You don't really need to choose the hairdryer itself based on your hair type, but you might need to switch the attachments.
Reed said that you don’t really need to choose the hairdryer itself based on your hair type, but you might need to switch the attachments. "One size fits all if it’s a good quality dryer but if you have curly hair you might want a diffuser, and it’s good to have a couple of heat settings for finer hair, too."
In terms of the ionic and tourmaline stuff? Ionic airflow works by transferring negative ions to the hair, which makes it dry faster as water is positively charged. It can also help minimise frizz by cancelling out static, so most mid-range and high-end hairdryers will use some form of this technology. As for tourmaline? Using tourmaline coating or tourmaline elements is one way that hairdryers can filter the air to make it ionic.
I don’t know what your budget is but I have to say that for me, the Dyson Airwrap has been well worth it. I mistakenly thought it was a tong for a really long time and so didn’t bother with it, but the Complete set has a dryer attachment, curling barrels, smoothing brushes and a round brush. I’ve tried a lot of hairdryers, hot rollers, hot brushes and tongs in my time but Airwrap gives me the most salon-worthy results consistently. When I’m blow-drying, I often miss spots at the back of my hair near my roots, or fail to get the correct tension, meaning my hair drops and goes frizzy quickly.

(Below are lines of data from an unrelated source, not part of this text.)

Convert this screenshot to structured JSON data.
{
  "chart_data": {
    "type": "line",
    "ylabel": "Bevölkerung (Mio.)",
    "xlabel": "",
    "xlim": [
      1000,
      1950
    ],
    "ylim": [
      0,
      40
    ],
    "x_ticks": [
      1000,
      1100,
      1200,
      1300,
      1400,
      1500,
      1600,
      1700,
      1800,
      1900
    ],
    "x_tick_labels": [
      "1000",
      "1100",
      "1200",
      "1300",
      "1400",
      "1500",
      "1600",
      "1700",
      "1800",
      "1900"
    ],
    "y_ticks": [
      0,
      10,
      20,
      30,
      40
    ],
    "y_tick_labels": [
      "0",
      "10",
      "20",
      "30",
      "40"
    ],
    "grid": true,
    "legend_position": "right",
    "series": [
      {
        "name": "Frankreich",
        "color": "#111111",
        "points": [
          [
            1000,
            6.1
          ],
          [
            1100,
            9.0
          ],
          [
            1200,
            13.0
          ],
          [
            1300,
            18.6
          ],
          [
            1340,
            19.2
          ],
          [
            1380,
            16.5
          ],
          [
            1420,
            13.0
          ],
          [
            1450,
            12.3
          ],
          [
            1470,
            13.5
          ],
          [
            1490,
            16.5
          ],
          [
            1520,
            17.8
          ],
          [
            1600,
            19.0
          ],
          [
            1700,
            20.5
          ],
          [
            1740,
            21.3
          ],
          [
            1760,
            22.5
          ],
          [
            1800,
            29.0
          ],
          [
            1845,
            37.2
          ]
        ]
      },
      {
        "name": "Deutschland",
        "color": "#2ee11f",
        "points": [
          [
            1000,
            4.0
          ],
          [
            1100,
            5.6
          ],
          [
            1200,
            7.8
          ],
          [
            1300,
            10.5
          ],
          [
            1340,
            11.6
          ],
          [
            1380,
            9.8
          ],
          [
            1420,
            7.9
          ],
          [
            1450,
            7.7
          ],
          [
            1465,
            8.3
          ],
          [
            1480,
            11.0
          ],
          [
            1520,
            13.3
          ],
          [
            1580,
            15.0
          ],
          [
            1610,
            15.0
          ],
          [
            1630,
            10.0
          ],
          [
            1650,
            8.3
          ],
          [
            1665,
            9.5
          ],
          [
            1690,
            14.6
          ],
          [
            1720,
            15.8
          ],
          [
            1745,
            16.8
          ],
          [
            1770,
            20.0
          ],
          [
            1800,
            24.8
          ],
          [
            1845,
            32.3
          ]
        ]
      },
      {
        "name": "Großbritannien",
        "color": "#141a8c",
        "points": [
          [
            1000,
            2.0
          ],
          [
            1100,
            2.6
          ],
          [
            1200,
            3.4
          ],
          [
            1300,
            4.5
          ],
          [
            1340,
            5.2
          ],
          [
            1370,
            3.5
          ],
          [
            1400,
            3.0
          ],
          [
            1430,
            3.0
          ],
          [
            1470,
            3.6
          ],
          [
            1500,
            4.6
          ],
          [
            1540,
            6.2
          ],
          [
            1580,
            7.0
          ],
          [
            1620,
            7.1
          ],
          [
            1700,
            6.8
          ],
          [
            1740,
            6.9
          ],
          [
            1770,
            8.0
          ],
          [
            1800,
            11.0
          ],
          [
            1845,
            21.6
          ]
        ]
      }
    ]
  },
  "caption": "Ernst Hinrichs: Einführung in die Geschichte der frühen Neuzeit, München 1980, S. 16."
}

Airwrap has been a game-changer for me but I appreciate that not everyone can justify the price tag. Whenever I get a blow-dry the stylist tends to use velcro rollers on me, and this is still a great way to add bounce to your hair. TRESemmé Salon Professional Volume Rollers do the trick if you have the patience. Otherwise, the BaByliss Big Hair Spinning Brush has legions of loyal fans.
Reed also said that if you’ve been disappointed with your results at home for a long time, you need to consider products, too. "Lots of my clients complain that they can’t get their hair to look the way they want at home and then when I ask them if they use any products, they say, 'Well, sometimes,' which always makes me chuckle," said Reed. "A really big part of blow-drying is the prep products you use. I always start with L’Oréal Professionnel Mythic Oil, which smooths the cuticle and has a bit of alcohol in it to stop you getting any build-up on the hair. It really gives the hair the slip you need to style it easily. It moisturises and gives some heat protection. And then Tecni.ART Pli Shaper – there’s not a head I touch that I don’t use Pli on. It’s thermoactive and whatever you’re doing with heat, you can use it. It’s a primer and a styler, and it’s got a cumulative hold, so the more you add, the more hold you get. It never goes crispy or crunchy." (I am sure Pli has been used on me during roughly 95% of the salon blow-dries I’ve had, and I’m adding some to my basket as I type this.)
Emma, I hope this helps. It’s a lot to take in, I know, but hopefully you can make an informed decision now based on which features matter the most to you with what you’re trying to achieve. One final tip? If you get a lot of tangles as you blow-dry, Reed advised: "Get the hairdryer really cold and then blast the knots, it’ll take them out without any damage!"